Junge Schauspieler des Theaterstudios präsentierten die Theateraufführung „Fischen“, die sich mit den Ereignissen im Lager Aqmola für die Ehefrauen von Vaterlandsverrätern befasste. Im Mittelpunkt der Handlung stand der als „26. Punkt“ bekannte Ort, das heutige Dorf Aqmol (Malinowka). Die Inszenierung wurde zu einer ehrlichen Erinnerung an den Schmerz und den Mut von Frauen, die sich, ohne ein Verbrechen begangen zu haben, unter unmenschlichen Bedingungen wiederfanden.

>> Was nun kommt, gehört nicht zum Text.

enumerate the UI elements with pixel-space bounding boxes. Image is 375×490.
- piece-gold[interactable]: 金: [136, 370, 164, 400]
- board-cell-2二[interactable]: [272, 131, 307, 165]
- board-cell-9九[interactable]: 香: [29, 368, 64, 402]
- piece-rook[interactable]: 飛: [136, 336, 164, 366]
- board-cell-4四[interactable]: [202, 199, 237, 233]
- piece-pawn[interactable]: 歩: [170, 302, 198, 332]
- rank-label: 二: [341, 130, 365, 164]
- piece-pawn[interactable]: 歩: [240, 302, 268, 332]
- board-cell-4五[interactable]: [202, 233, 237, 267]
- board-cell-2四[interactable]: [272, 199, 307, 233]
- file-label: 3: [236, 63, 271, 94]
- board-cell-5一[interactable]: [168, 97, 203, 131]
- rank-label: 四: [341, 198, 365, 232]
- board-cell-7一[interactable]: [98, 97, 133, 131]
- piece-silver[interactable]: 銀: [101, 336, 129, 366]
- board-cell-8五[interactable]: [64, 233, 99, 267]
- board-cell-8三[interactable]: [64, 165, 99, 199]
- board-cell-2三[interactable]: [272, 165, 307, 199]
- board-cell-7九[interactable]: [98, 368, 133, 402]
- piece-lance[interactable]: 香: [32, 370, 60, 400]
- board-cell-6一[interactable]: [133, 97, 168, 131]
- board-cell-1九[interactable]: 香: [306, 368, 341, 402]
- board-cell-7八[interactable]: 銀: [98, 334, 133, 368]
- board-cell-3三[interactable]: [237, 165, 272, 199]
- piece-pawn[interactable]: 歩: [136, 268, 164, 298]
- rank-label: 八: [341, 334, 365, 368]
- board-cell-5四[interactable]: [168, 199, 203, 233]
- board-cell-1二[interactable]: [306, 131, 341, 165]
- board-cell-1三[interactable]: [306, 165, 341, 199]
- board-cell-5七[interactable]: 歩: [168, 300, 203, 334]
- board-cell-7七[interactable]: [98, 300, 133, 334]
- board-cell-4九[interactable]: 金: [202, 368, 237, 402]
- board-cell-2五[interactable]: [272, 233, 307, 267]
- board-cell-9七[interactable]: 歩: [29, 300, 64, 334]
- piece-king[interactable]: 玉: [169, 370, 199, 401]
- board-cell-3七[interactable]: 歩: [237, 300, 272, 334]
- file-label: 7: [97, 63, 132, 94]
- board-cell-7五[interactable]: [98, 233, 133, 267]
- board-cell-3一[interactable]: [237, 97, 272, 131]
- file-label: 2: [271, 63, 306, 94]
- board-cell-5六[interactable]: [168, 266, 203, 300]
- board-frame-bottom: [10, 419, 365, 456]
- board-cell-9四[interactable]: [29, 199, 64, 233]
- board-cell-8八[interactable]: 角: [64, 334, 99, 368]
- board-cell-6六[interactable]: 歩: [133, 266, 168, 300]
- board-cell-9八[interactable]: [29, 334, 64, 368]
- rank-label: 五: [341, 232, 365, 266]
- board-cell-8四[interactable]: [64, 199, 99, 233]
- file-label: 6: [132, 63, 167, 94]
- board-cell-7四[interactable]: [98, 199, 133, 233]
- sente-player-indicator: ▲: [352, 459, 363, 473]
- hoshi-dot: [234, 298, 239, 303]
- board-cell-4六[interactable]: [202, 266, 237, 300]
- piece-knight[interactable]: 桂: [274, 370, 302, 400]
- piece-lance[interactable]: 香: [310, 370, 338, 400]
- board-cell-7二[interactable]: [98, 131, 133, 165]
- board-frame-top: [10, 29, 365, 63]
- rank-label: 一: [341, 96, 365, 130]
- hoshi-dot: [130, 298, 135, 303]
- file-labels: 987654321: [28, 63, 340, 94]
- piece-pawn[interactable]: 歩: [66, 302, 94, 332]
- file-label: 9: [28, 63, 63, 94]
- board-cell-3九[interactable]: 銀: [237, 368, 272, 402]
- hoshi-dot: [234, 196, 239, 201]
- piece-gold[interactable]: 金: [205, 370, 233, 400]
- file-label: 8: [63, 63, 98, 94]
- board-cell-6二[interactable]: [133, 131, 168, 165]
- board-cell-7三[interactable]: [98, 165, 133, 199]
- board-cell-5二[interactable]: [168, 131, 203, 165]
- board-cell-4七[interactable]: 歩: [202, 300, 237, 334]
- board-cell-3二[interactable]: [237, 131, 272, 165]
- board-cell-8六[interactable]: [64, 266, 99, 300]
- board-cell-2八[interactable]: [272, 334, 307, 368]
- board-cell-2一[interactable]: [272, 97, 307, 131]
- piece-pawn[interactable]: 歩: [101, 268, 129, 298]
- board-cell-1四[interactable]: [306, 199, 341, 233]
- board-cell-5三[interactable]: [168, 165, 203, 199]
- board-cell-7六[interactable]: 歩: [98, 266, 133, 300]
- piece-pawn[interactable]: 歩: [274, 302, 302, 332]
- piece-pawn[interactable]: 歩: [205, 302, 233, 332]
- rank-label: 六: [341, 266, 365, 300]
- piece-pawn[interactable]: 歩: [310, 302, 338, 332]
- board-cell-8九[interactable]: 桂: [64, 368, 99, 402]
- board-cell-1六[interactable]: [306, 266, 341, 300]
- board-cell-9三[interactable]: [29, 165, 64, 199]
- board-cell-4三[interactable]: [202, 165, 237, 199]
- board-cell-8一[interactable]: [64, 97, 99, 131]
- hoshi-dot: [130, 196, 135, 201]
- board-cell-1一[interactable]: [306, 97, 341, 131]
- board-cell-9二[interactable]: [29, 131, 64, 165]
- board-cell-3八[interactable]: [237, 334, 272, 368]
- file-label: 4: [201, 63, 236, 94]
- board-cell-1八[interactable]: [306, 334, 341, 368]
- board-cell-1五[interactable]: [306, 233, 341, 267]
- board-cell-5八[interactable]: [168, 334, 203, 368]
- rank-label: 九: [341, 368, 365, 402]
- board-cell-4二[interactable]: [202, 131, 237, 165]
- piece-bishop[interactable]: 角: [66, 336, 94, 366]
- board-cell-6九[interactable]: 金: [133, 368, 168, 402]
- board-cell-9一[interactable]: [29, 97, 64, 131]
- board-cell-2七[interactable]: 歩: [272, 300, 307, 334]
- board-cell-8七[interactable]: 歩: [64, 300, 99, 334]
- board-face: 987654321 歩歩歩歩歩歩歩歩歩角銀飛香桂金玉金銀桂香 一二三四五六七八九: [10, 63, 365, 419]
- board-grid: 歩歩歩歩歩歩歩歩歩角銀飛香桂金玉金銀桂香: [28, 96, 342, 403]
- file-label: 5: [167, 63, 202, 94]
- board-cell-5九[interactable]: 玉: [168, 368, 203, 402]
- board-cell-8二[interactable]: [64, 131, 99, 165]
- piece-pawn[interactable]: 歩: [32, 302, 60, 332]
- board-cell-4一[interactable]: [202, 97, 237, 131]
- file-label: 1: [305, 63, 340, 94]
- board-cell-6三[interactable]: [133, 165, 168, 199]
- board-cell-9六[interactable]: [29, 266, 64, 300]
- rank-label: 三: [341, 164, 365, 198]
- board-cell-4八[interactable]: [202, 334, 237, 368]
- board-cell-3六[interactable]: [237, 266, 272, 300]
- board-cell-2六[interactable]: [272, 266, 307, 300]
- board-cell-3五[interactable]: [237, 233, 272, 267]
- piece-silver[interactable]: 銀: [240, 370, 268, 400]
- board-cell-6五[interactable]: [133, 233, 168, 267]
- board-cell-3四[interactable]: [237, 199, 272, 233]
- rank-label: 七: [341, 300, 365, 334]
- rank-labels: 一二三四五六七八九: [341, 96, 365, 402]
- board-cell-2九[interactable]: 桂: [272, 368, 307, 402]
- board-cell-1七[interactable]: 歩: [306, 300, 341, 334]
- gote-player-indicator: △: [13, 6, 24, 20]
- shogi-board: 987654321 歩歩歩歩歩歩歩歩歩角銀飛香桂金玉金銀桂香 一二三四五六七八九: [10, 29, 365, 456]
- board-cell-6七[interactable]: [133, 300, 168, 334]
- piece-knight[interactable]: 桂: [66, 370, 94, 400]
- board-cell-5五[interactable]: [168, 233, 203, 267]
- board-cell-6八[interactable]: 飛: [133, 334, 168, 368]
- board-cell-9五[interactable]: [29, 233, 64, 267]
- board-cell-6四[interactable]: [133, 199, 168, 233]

Einer der stärksten und emotionalsten Momente des Abends kam beim letzten Teil der Aufführung. Als sich der Vorhang öffnete, sahen die Zuschauer dahinter eine Installation mit einem geteilten roten Stern, der mit Stacheldraht umgürtet war. Dieses Bild wurde auf der Grundlage des 1989 vom Architekten I.N. Juraschewitsch im Zentrum des Dorfes Malinowka errichteten Denkmals nachgebaut. Nach der Idee des Autors symbolisiert der gespaltene Stern die zerrissene menschliche Seele – den Schmerz, der nicht geheilt werden kann. Der Überraschungseffekt und die Kraft des visuellen Bildes versetzten das Publikum in völlige Stille. Ein solches Finale war ein emotionaler Höhepunkt des Abends und eine Erinnerung daran, dass es hinter Zahlen und Fakten lebendige Schicksale und echten Schmerz gibt.

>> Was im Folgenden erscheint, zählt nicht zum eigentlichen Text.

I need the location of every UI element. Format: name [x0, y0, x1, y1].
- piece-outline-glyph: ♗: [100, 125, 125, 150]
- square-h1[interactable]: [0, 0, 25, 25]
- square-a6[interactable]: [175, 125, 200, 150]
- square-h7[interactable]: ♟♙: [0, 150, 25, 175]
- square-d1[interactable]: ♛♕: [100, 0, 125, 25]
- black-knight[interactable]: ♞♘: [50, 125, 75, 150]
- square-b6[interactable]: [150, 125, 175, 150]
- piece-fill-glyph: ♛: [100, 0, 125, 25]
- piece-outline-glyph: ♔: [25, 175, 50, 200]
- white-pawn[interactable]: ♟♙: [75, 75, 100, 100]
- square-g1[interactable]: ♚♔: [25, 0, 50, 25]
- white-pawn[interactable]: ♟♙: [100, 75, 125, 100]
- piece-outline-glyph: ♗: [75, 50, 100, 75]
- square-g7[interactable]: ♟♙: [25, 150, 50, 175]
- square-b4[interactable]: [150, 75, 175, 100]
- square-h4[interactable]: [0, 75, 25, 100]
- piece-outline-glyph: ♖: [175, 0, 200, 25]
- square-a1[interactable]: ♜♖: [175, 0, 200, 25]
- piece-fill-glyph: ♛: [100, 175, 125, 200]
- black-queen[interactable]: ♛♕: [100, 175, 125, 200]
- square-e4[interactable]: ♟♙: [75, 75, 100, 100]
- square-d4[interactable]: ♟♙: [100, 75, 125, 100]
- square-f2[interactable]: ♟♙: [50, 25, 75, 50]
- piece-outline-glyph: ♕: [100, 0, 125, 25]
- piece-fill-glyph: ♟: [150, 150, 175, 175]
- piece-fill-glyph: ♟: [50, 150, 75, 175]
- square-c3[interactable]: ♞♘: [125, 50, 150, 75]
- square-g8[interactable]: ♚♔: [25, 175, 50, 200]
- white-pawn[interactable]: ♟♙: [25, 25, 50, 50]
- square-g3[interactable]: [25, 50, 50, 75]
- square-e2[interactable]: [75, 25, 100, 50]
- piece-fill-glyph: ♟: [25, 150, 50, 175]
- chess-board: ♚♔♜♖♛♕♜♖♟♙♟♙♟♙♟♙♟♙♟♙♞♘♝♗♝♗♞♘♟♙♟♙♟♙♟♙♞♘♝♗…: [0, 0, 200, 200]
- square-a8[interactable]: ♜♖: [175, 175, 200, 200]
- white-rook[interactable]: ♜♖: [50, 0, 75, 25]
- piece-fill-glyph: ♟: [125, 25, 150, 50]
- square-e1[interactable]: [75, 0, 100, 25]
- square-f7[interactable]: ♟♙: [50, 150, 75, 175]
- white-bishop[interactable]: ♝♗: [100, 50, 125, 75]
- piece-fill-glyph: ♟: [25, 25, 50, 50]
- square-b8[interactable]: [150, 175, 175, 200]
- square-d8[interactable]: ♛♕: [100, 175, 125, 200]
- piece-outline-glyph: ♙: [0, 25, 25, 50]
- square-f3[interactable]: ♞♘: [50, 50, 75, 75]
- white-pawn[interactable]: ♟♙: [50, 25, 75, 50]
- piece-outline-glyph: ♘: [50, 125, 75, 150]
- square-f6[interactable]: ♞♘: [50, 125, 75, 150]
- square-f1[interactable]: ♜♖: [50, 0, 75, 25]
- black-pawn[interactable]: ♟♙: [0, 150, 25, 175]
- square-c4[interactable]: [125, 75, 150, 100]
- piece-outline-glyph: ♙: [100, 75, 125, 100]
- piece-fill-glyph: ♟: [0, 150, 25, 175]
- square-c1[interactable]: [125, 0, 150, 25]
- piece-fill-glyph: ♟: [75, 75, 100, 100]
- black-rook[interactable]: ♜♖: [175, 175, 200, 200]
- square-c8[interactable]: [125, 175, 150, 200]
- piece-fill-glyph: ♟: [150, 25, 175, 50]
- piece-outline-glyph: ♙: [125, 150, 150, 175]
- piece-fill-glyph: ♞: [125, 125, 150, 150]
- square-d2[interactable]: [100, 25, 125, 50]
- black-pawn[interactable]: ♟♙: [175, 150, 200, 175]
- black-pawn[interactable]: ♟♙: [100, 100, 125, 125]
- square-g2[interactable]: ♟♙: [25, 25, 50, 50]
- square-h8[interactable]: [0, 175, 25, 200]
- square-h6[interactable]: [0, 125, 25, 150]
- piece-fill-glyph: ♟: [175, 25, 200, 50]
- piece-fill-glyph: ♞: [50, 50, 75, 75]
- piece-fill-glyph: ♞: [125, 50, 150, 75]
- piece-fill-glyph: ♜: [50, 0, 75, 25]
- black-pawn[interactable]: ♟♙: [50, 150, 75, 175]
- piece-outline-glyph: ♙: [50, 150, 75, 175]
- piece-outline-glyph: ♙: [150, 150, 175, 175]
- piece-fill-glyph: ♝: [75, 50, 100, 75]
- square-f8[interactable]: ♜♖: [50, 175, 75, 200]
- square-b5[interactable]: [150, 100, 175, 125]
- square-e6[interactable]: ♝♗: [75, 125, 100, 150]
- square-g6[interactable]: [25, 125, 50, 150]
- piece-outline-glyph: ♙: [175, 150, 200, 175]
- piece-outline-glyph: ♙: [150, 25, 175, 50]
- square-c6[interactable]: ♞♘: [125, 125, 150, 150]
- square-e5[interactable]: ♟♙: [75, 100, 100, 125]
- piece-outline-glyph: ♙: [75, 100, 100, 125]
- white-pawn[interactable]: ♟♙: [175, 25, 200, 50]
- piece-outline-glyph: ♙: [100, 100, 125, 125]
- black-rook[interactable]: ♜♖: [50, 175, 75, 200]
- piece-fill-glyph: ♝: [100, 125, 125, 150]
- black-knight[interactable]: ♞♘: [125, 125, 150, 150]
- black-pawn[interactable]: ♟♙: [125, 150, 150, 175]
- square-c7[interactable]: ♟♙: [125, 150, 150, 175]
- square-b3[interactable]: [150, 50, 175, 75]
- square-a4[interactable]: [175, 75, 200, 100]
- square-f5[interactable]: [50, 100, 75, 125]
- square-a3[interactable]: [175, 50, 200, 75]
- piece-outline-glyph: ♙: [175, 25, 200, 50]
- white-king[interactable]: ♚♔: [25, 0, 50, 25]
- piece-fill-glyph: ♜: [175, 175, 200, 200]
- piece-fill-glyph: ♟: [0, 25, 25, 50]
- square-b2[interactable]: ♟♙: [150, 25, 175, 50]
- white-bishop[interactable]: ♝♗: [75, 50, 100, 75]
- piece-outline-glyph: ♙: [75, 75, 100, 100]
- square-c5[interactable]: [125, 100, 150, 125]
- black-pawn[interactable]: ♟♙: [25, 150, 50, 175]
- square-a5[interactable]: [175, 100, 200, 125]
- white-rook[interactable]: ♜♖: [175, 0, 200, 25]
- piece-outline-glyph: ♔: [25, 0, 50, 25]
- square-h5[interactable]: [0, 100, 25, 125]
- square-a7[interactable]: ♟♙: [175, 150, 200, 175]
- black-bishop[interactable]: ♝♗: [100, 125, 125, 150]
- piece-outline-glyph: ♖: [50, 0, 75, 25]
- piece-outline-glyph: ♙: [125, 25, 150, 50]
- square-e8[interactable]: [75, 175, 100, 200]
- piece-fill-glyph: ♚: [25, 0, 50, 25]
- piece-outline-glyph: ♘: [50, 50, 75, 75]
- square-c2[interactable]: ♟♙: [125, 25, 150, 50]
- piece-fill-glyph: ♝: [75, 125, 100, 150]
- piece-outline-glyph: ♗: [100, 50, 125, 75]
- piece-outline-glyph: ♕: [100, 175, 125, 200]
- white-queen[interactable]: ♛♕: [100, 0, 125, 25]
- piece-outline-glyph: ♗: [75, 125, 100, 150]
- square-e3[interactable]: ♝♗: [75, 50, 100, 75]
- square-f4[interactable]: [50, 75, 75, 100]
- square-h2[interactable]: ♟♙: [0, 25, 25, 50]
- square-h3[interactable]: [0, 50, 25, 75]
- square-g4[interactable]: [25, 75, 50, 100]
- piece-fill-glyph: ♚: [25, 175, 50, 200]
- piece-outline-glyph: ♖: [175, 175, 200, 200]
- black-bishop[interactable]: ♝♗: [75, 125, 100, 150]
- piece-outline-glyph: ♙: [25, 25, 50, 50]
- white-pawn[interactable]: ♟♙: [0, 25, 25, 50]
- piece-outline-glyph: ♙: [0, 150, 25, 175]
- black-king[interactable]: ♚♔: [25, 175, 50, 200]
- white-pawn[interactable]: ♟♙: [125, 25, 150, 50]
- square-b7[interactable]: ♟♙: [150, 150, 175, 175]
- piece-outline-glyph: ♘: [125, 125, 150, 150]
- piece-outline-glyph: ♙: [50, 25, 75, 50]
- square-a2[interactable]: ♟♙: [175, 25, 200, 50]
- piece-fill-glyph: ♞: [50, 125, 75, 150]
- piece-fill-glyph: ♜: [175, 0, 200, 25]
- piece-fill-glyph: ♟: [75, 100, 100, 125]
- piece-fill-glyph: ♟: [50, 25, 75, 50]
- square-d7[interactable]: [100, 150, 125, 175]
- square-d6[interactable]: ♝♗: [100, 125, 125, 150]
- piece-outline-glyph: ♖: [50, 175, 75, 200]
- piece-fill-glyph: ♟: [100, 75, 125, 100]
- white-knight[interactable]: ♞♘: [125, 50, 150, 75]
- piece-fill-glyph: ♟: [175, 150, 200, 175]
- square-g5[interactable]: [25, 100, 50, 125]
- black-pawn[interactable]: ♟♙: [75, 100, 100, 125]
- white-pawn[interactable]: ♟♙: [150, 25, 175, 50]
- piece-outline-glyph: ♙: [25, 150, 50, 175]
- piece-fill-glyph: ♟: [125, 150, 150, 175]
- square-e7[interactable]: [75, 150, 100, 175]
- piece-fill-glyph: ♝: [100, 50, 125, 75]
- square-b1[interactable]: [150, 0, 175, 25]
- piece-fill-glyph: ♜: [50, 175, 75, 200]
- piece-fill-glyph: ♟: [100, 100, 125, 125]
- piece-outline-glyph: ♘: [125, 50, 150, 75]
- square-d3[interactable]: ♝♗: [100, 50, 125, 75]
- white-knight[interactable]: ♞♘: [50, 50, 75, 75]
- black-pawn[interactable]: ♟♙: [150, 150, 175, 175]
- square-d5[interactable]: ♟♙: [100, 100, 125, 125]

Am Ende des Abends verließen die Teilnehmer und das Publikum nicht sofort den Raum, sondern es herrschte noch lange Zeit eine Atmosphäre des offenen Dialogs. In einer Atmosphäre des Vertrauens und der gemeinsamen Erinnerung erzählten sie persönliche Geschichten, Erinnerungen an ihre Familien, sprachen Worte der Dankbarkeit und die Bedeutung solcher Treffen an. Es gab offene und ehrliche Reden, erfüllt vom Schmerz des Verlustes und gleichzeitig von der Hoffnung auf die Bewahrung der historischen Wahrheit. Den Menschen wurde einmal mehr bewusst, wie wichtig es ist, über die Vergangenheit zu sprechen, die Erinnerung zu bewahren und sie an die nächsten Generationen weiterzugeben, damit so etwas nie wieder geschieht.

Dieser Abend erinnerte alle Anwesenden an das Wichtigste: Erinnerung ist nicht nur die Vergangenheit, sondern auch die Verantwortung der Gegenwart. Und solange sie lebendig ist, besteht auch die Hoffnung auf eine Zukunft, die auf Humanismus, Mitgefühl und Wahrheit beruht.